Les entreprises investissent massivement dans des technologies de cybersécurité toujours plus sophistiquées. Mais sans visibilité réelle sur leurs propres actifs, ces défenses reposent sur des fondations fragiles. Un rappel percutant des priorités à remettre au cœur de la stratégie cyber.
La cybercriminalité s’est industrialisée. Les menaces se multiplient, les attaques gagnent en sophistication, et les budgets de sécurité augmentent en conséquence. Pourtant, de nombreuses entreprises continuent de négliger l’essentiel : la maîtrise de leur propre parc informatique. En se tournant vers des solutions de pointe sans avoir établi des bases solides, elles exposent leurs investissements à un risque d’inefficacité structurelle. Aucune technologie, aussi avancée soit-elle, ne peut compenser l’absence d’une visibilité exhaustive et en temps réel sur les endpoints.
Le mirage technologique face à la réalité budgétaire
La cybersécurité est aujourd’hui une préoccupation de premier plan pour toutes les organisations, des grands groupes du CAC 40 aux PME. Toutefois, la course à l’armement technologique ne doit pas occulter les priorités fondamentales. Pour un responsable financier, investir des millions d’euros dans une solution de détection sans savoir combien d’ordinateurs ou de serveurs sont réellement connectés au réseau revient à installer une alarme biométrique dans une maison dont on ignore si les fenêtres sont ouvertes.
Comme l’a théorisé Abraham Maslow pour les besoins humains, il existe une hiérarchie des besoins en informatique. Matt Swann, de Microsoft, a créé la « hiérarchie des besoins en matière de réponse aux incidents » pour illustrer ces concepts. Cette pyramide constitue une feuille de route pour hiérarchiser les priorités de l’entreprise.
Cependant, de nombreuses organisations tentent d’atteindre le sommet de cette pyramide — l’automatisation et l’IA générative — alors que les fondations restent incertaines. Pour le décideur, c’est un non-sens économique : on ne peut pas protéger ce que l’on ne voit pas.
La pyramide des besoins : un modèle de résilience financière
La pyramide de Swann comprend 9 niveaux techniques, mais peut être résumée en 5 paliers critiques. Chaque palier franchi représente non seulement une amélioration technique, mais également une réduction de l’exposition au risque financier.
Niveau 1 : La fondation, la visibilité et la gestion des actifs. Avant de penser à la protection, une entreprise doit savoir ce qu’elle possède, y compris l’inventaire et la cartographie en temps réel de tous les équipements connectés à son réseau.
Niveau 2 : Protection de base et hygiène numérique. Une fois les actifs identifiés, les premières couches de protection peuvent être appliquées : gestion des correctifs, déploiement des outils de protection, pare-feu, et authentification multifacteur.

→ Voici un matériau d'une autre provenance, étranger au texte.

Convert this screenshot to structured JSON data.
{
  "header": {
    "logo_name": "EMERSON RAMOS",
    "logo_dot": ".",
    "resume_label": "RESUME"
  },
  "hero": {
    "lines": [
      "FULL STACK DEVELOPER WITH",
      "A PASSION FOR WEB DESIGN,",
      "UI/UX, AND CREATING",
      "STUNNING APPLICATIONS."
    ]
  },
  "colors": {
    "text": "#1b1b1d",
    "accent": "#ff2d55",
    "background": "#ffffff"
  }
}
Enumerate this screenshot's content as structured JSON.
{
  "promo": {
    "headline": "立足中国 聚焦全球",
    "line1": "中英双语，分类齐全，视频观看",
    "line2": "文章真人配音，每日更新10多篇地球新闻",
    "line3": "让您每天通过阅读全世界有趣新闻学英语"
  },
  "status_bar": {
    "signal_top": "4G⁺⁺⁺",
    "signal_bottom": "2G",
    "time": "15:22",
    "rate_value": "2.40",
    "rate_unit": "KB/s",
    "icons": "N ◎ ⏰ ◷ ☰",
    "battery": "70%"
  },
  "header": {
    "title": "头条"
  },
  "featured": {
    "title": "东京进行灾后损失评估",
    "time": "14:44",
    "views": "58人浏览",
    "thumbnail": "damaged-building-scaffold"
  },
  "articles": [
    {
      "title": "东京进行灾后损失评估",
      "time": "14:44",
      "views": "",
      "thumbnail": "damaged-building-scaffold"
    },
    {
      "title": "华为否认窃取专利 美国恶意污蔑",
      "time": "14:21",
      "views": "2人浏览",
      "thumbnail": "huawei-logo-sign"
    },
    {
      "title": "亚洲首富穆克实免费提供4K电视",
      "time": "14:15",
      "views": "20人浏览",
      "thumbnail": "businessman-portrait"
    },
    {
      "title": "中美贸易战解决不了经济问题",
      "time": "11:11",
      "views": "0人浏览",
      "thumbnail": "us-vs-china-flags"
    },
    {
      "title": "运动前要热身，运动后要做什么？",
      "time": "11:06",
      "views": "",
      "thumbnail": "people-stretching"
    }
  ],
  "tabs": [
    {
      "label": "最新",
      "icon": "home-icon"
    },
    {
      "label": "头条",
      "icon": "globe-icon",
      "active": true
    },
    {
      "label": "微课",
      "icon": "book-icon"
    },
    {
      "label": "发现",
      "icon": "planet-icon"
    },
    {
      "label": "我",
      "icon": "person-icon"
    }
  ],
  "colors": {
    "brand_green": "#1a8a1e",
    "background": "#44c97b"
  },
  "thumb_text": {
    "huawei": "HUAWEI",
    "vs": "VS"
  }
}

Niveau 3 : Contrôle d’accès et conformité proactive. À ce niveau, des mes comme la gestion des identités et des accès (IAM) sont ajoutées pour asr la conformité avec les réglementations.
Niveau 4 : Détection et réponse aux incidents. Les entreprises ayant établi des fondations solides peuvent mettre en place des outils de détection sophistiqués. La capacité à contenir une menace dépend de la qualité des données collectées.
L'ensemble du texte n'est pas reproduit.